More shareholders power is a shot in the arm for agms

The rebellion of BT’s small shareholders at its agm in July, and the fall-out from the collapse of the Marconi share price, have once more threatened to undo the progress made over the last decade by Cadbury, Greenbury and Hampel in increasing the level of transparency and accountability in the relationship between directors and shareholders.

Research has found that directors of FTSE-100 companies received average pay rises of more than 28% last year (more than five times the increase in the UK’s average wage) despite the 10% fall of the stock market during 2000. Even after the effect of bonus schemes and long-term incentive plans was taken away, the average rise in base salaries was 22%.

The Government was always going to be on safe ground in announcing its intention to require listed companies to prepare remuneration reports and put them to shareholder votes.

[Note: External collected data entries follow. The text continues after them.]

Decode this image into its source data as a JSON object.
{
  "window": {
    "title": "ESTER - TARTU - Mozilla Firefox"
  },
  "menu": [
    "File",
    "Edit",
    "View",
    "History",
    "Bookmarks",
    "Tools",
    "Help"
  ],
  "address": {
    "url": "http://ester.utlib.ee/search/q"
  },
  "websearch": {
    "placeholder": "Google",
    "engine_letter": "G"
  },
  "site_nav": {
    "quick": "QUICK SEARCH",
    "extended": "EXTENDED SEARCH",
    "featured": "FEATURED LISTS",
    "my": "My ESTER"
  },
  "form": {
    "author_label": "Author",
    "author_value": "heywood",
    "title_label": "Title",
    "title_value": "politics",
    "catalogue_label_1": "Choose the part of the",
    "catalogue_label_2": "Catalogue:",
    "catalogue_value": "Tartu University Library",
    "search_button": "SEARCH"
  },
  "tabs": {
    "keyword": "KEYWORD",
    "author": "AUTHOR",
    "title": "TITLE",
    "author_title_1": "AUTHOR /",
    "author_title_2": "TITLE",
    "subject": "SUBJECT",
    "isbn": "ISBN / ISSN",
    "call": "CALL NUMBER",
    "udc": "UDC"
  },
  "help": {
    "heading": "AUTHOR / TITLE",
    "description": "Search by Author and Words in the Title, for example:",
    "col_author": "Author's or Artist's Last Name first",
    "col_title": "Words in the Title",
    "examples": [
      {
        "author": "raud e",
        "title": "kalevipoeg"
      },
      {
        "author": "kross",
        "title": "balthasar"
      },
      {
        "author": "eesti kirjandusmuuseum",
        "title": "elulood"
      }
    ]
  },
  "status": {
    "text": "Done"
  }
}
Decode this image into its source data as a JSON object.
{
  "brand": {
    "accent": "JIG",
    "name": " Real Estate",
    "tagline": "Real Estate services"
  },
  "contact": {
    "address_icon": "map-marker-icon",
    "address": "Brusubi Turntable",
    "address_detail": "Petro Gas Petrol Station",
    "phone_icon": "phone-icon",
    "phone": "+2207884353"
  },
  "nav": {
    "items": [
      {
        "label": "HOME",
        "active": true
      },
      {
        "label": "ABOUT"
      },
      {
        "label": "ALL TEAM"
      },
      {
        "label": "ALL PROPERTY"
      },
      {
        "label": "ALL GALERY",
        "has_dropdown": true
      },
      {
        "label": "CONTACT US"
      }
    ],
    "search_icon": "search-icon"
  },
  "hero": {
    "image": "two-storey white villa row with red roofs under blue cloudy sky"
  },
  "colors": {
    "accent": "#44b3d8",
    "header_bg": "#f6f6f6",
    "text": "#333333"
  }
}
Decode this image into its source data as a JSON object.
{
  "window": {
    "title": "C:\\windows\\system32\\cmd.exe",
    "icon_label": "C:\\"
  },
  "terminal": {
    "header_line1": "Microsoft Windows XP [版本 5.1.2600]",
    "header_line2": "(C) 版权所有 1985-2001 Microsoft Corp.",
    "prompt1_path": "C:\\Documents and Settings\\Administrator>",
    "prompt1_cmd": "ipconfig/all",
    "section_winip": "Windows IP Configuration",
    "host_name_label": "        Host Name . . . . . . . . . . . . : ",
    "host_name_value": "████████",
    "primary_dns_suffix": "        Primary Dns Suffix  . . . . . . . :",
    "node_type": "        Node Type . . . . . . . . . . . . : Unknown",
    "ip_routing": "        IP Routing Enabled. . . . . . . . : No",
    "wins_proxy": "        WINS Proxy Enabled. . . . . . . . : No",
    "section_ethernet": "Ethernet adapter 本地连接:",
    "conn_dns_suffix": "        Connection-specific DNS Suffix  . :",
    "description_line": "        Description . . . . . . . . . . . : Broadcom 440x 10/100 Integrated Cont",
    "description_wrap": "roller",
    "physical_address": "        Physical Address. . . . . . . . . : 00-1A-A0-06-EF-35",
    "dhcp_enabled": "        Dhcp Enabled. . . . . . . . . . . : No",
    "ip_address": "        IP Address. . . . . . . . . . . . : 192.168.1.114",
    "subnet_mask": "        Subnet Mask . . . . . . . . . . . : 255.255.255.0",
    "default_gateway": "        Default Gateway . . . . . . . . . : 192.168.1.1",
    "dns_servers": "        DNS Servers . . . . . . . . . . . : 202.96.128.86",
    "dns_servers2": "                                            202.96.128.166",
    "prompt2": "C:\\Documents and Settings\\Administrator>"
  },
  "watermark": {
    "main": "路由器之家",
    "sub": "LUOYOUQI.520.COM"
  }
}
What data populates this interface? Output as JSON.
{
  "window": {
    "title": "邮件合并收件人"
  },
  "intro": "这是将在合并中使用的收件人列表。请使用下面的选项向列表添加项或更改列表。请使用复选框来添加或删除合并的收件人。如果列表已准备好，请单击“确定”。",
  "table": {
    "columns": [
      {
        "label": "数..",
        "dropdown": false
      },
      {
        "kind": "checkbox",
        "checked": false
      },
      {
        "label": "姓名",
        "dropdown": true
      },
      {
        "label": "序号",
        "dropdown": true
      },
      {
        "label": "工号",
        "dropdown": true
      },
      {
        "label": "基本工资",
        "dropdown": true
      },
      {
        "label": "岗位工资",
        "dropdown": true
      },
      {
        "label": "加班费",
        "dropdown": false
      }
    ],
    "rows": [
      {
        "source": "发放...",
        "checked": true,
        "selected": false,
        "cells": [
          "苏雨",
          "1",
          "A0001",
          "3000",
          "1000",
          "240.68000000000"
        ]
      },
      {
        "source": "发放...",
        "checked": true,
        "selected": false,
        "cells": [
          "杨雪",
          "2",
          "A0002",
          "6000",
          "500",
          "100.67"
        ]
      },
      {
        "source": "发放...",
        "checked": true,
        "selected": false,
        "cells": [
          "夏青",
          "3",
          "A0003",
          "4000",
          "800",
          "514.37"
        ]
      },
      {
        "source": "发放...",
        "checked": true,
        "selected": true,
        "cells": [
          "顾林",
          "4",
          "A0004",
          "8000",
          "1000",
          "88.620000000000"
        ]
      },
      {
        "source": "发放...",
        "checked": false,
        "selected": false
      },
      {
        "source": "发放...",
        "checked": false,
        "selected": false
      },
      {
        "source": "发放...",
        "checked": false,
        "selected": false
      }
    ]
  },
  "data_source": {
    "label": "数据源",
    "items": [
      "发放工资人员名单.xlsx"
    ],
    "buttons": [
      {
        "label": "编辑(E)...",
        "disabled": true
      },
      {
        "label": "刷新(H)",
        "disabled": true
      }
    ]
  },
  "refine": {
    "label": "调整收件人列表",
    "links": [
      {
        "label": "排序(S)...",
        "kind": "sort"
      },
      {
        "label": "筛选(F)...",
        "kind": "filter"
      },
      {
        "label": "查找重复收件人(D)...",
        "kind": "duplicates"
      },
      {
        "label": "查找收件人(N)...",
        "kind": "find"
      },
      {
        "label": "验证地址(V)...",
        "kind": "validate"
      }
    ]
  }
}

The shareholder vote will be advisory only and will not overrule any director’s contractual entitlements. But faced with having to explain away the discrepancy between a falling share price and enormous bonus payments, boards will be obliged in future to think very carefully about the full implications of their decisions on pay.

This new development was inevitable. The company law review’s final report recommends that directors should be subject to a duty to act in a way that preserves the company’s ‘business reputation’. Shareholders should, in future, be allowed to take legal action against directors – in the name of their company – should directors fail to comply with their duties.

The introduction of mandatory works councils under a forthcoming EU directive will further increase the potential for scrutiny and criticism of boardroom pay.

Arguably, though, the biggest impact of the DTI move will be the shot in the arm it will give to the agm. The company law review has already proposed that company agms should be allowed to take place on a ‘virtual’ – ie multi-location – basis, and this will almost certainly be acted upon by the Government.

Giving more shareholders the opportunity to participate in agms is one thing, presenting them with the incentive to do so is another. The prospect of being asked critically to review, and to vote on, boardroom pay policy is exactly what they have been waiting for.